在我已有的職業生涯中，前端確實大多數時候是在裸奔的，這是這篇文章被我寫出來的理由。而且，現在是一個數據時代，沒有數據很多時候就沒有反饋沒有下一步，也就沒有進步。

一個完整的前端監控平臺包括三個部分：數據採集與上報、數據整理和存儲、數據展示。本文只寫數據採集與上報部分。

一、從 0 開始

名字很重要，一個好的名字會讓使用者很容易記住，會讓使用者莫名產生一種自豪感，會更容易傳播；如果名字能夠切合某種大道，更能帶來順理成章的效果。本文的監控 SDK 就叫四維吧，寓意上帝視角。全寫 four-dimension，簡寫爲 FD。

class FourDimension {
    constructor() {
       this.init()
    }

    // 初始化
    init() {
    
    }
}

定義一個 FourDimension 類，目前有構造函數，構造函數無參數。只有init方法，用以初始化類。init方法用以性能、錯誤、行爲數據收集。

二、上報數據方法

業界比較成熟的方案：使用 1x1 像素的 gif 圖片上報，本文也是。同時也可以使navigator.sendBeacon，navigator.sendBeacon是一個用於發送少量數據到服務器的瀏覽器 API。它有以下幾個優點

異步和非阻塞：navigator.sendBeacon 是異步的，它不會阻塞瀏覽器的其他操作。這對於性能監控來說非常重要，因爲都不希望監控的過程影響到頁面的性能。
在頁面卸載時仍然可以發送數據：當用戶離開頁面（例如關閉頁面或者導航到其他頁面）時，navigator.sendBeacon仍然可以發送數據。

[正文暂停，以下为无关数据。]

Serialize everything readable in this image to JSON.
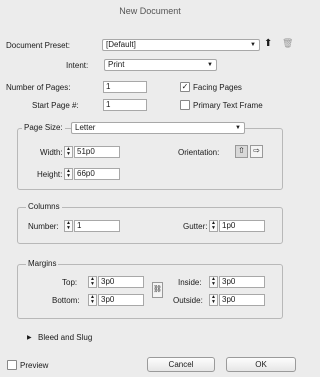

這對於捕獲和上報頁面卸載前的最後一些性能數據來說非常有用。
低優先級：navigator.sendBeacon 發送的請求是低優先級的，它不會影響到頁面的其他網絡請求。
簡單易用：navigator.sendBeacon 的 API 非常簡單，只需要提供上報的 URL 和數據，就可以發送請求。

與此同時，navigator.sendBeacon 也有一些限制。例如，它只能發送 POST 請求，不能發送 GET 請求。而且，它發送的請求沒有返回值，不能接收服務器的響應。

最後，一些舊的瀏覽器可能不支持 navigator.sendBeacon。因此，在使用 navigator.sendBeacon 時，需要根據實際情況進行兼容性處理。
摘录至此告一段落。